This series, entitled Affamées, is a feminine, plural french word for Starving.
When my girlfriend and I met in 2019 while she was studying abroad in Paris, I already felt compelled, as a photographer, to take pictures of her before she had to go back to the USA. I then used photography as a vehicle for capturing the fleeting moments spent with her, after months being apart, starving for an embrace or a touch.
Being in a long distant relationship is complicated enough as it is, but the Covid pandemic and the shutdown of all borders brought an extra layer of urgency.
There is no such thing as a trivial moment when there are just so many times you can witness it. Sleeping, showering, reading, resting… suddenly everything, even the most common, day to day activity, becomes worth capturing when most of your relationship is spent apart over the phone.
As our bond deepened, and the state of the world became more and more uncertain every time we managed to see each other, the focus started shifting from her and her body, to us and our story.
I slowly allowed myself to become more vulnerable by letting my body enter the frame as well.
Ultimately, this series documents the birth and growth of desire : how it can be built without negative power dynamic, a series that escapes voyeuristic dimension by focusing on shared experience and invites us to appreciate the uncensored and naked beauty of our lives.

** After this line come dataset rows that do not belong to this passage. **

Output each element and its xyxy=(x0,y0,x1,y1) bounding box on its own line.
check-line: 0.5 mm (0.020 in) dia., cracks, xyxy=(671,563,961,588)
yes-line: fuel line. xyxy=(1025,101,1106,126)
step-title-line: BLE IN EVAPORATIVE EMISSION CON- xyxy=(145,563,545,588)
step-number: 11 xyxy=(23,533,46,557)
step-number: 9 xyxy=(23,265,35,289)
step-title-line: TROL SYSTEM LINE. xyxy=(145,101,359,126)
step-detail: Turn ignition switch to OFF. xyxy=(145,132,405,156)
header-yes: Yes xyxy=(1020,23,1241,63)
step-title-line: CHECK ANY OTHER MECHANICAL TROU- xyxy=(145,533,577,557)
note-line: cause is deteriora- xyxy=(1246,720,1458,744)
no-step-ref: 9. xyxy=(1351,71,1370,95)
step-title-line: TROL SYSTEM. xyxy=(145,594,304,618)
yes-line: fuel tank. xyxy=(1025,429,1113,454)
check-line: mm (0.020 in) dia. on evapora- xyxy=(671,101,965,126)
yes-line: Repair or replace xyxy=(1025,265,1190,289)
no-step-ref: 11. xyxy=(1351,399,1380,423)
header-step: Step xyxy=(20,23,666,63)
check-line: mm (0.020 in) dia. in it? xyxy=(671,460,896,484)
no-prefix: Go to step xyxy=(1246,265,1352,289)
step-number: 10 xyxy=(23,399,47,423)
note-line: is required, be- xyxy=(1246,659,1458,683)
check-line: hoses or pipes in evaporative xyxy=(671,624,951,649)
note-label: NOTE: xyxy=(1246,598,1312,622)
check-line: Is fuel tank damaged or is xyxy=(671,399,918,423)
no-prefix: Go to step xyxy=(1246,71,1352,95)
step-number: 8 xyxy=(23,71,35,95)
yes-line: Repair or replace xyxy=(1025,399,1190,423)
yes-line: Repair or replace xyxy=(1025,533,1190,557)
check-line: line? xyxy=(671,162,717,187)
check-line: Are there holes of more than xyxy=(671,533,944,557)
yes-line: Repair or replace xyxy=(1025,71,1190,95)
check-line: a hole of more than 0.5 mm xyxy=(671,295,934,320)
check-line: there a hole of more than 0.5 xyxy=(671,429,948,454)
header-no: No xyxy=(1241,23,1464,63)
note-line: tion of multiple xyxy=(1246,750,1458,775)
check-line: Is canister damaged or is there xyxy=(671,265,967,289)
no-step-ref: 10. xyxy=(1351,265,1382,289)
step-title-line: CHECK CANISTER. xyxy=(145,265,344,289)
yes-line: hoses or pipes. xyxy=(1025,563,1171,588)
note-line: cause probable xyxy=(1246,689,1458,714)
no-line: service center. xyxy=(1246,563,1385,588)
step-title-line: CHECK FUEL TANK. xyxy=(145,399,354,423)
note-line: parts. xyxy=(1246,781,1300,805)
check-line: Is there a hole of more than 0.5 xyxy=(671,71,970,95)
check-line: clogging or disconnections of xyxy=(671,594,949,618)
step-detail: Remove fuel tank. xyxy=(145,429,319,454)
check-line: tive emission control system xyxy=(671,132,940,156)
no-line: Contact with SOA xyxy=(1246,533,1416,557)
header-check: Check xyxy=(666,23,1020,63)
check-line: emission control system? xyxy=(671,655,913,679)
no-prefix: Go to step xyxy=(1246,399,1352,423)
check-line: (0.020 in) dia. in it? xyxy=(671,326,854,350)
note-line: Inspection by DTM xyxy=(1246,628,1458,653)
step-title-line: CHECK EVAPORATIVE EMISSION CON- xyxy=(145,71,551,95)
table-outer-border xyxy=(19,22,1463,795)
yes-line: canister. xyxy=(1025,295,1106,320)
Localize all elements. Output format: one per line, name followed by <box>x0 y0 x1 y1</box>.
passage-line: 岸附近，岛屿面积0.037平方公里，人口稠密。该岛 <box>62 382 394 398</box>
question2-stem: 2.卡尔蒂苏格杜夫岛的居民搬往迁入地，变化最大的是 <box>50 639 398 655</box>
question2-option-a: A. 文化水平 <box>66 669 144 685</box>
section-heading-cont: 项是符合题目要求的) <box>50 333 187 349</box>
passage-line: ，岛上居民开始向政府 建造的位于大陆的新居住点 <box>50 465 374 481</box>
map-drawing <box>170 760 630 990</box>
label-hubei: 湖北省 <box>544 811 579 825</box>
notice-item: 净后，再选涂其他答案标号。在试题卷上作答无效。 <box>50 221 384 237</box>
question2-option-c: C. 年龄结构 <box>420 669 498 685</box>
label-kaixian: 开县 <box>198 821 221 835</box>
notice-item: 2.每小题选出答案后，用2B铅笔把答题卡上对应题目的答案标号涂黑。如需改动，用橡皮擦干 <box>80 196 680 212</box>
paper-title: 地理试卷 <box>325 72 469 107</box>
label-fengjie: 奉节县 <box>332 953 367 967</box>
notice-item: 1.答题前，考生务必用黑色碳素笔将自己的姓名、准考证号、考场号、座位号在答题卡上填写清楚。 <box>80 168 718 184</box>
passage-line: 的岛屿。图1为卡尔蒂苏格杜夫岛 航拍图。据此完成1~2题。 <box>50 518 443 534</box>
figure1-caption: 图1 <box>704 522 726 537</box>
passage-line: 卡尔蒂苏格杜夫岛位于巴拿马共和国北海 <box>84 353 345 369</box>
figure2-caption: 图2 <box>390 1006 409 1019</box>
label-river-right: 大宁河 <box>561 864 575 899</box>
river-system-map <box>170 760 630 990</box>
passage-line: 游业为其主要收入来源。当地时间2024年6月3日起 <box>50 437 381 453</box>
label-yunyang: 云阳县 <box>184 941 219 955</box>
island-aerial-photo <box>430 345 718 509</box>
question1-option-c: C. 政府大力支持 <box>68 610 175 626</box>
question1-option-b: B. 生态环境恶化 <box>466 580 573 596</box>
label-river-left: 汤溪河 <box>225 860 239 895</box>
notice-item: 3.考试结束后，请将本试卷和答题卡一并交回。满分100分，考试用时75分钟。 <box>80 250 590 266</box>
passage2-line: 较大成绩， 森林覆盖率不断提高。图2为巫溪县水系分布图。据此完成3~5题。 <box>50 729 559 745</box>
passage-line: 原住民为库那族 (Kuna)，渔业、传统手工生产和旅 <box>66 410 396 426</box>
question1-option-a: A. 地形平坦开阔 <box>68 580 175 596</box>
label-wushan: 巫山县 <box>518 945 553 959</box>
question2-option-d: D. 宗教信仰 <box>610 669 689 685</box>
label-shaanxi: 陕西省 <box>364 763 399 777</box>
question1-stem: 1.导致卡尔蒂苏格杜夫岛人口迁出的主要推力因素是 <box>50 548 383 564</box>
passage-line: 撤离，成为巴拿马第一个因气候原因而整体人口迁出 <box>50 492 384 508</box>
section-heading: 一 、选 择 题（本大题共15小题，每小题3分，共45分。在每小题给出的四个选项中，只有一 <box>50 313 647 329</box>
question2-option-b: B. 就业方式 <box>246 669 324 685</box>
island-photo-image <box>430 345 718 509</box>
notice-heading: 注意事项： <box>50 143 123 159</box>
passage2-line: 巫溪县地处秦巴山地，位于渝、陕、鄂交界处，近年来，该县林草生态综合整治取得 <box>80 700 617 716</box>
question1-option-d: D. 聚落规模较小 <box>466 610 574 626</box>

As a body of work gradually emerged over the past 2 years, it became clear that even though these pictures are very private and personal, they reflect an authentic, not often seen, broader reality of a queer couple.
In a world where lesbian visibility is near non existent in the mainstream media, yet predominant in the pornographic culture, the fetishization of lesbians and queer women seems inevitable.
This brings an inauthentic vision of their reality that I aspire to correct by showing a glimpse of a genuine relationship.
This mix of invisibility and misrepresentation leaves lesbians starving for a more accurate depiction of their existence in Art, popular culture and mainstream media.
Despite significant progress in LGBTQ’s lives, the personal still is political and we cannot underestimate the power and cultural importance of representation.